U.S. Treasury Secretary John Snow said on Friday he was confident the Federal Reserve will protect growth by keeping inflation in check, and denied the Bush administration was softening its strong-dollar policy.

The U.S. Treasury chief spoke to the Bond Market Association and spent an hour on CNBC television, covering an array of topics from China to foreign investment flows to whether the Bush administration was becoming less forceful about advocating a strong dollar.

I don't think so, it's the policy. It's in our interests, Snow said on CNBC. But we also say as well that currency values should be set in open, competitive currency markets, to be in line with underlying supply and demand and market forces.

Following the Group of Seven finance ministers' meeting in Washington on April 21, many analysts felt the ministers were willing to see the dollar's value decline as part of an effort to reduce global imbalances, including the U.S. trade deficit.

Snow insisted that Washington still backed a strong dollar.

It's a policy we've made clear, that Japan signed on to, the statement coming out of the G7 (finance) ministers' meetings, which said open, competitive markets are the best way to set currency values, Snow said, adding: I say our policy is the strong dollar.

At a noon address to the bond market group, which includes representatives from Wall Street's top investment firms with a strong interest in restraining inflation, Snow offered an upbeat assessment.


While it's true that headline inflation has picked up, core inflation remains in check, he said, adding that U.S. central bank policy-makers fully understood how vital it was that the rate of price rises remain under control.

I have full confidence that Chairman (Ben) Bernanke and the ... (Federal Reserve) are committed to price-stability and understand that this is their No. 1 priority, he added.

The Fed has raised short-term interest rates -- its key tool for maintaining stable prices -- 16 times since mid-2004.

In his television appearance and again before the bond group, Snow faced questions about why Treasury declined an opportunity to name China a currency manipulator when it issued a report on currency practices to Congress last week.

As he did before Congress in two earlier appearances, Snow expressed displeasure with Beijing over its tardiness in introducing more flexible, market-driven influences on its yuan currency.

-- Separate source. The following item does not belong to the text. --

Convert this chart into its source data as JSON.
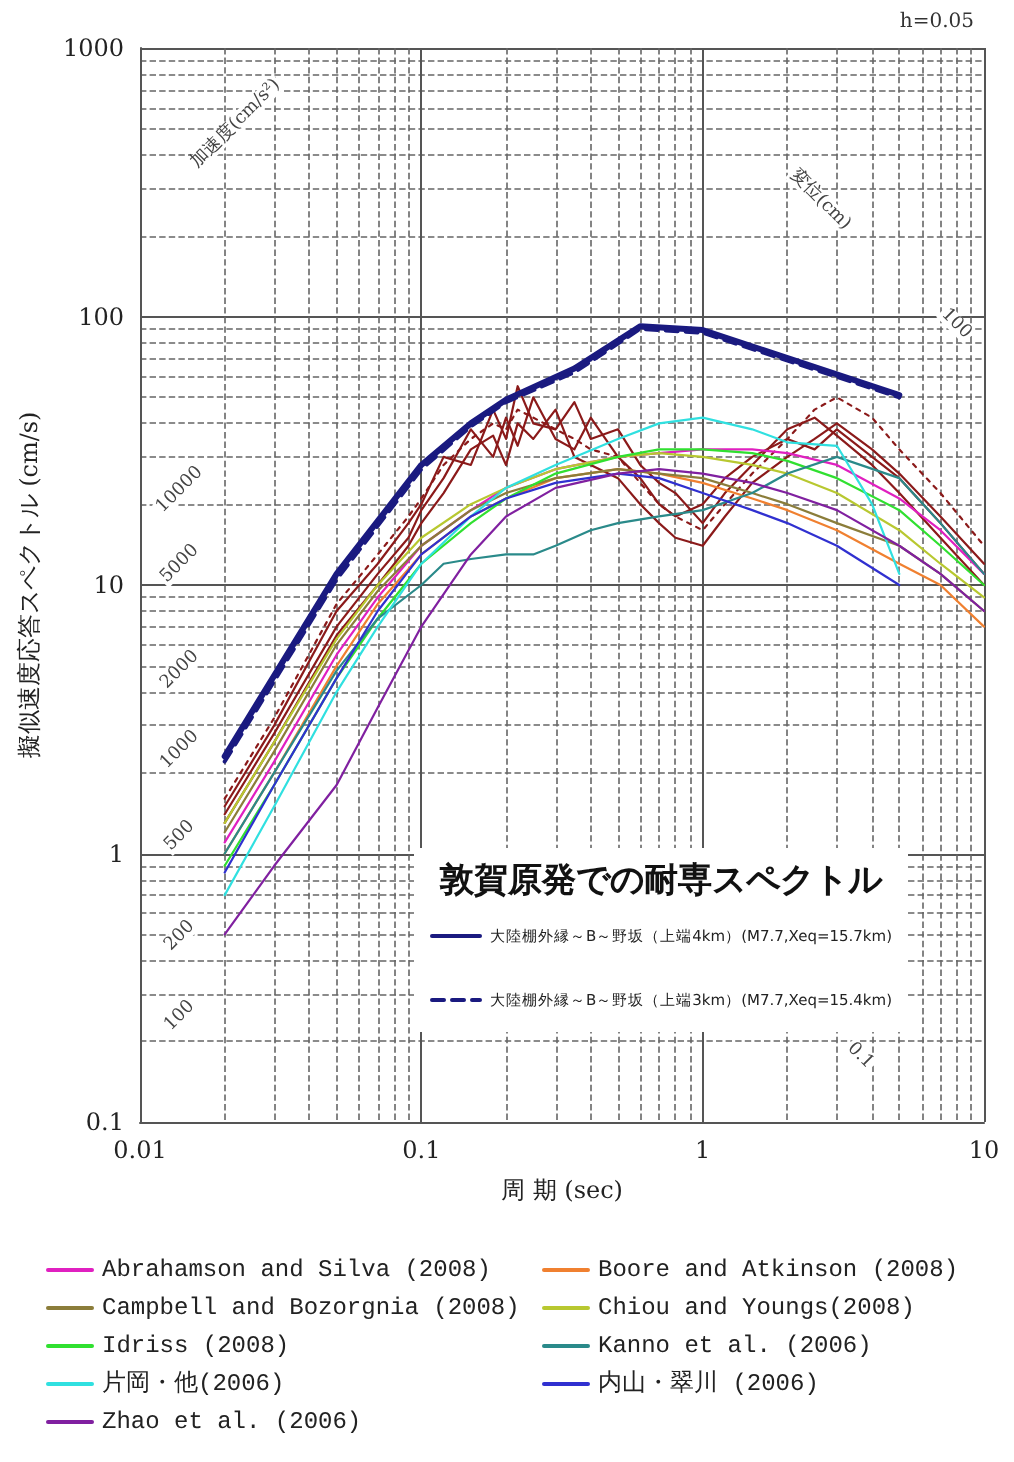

But he said threats won't make China act.

We are very unhappy that the Chinese aren't moving faster. they need to move, Snow said. It's in their interests, it's in the interest of the global economy.

He said Treasury intends to hold their feet to the fire, but he felt the best chance of getting Beijing to let its yuan appreciate was through persuasion as the Bush administration is doing.


They respond better in the absence of threats than in the presence of threats, he said. The movement in the currency is more likely, given what we did than if we'd done the other.

U.S. lawmakers and manufacturers claim Beijing keeps the yuan deliberately undervalued by as much as 40 percent, making their goods so cheap for Americans that China gains an unfair advantage against U.S. competitors.

Snow said neither the United States nor other key trade partners should follow beggar-thy-neighbor currency policies. He ducked a reporter's question whether Japan was as committed

to letting market forces set its yen currency's value in accordance with market fundamentals.

Japan is a signatory to the G7 communique that says just that, that currency values are best left to competitive markets, Snow said at a brief press conference following his address to the bond group.

He noted that Japan has not intervened to affect the yen's value since march 2004.

Snow told the bond group that it was vital for the United States to remain open to foreign investment while protecting its national security -- an indirect reference to the flap earlier this year over a Dubai-owned company proposal to purchase operations in some U.S. ports.

He said overreaction on security could hurt foreign investment, which finances many American jobs.

On balance, though, Snow said he was confident that foreigners' purchases of U.S. Treasury securities will remain robust, helping finance America's deficits between its spending and income.

Snow said he thought there was only a very small risk of these inflows drying up and foreigners weren't buying U.S. government debt to be nice but for good returns.

Snow is traveling to Egypt to meet finance ministers from the Middle East and North Africa and to discuss development in the region.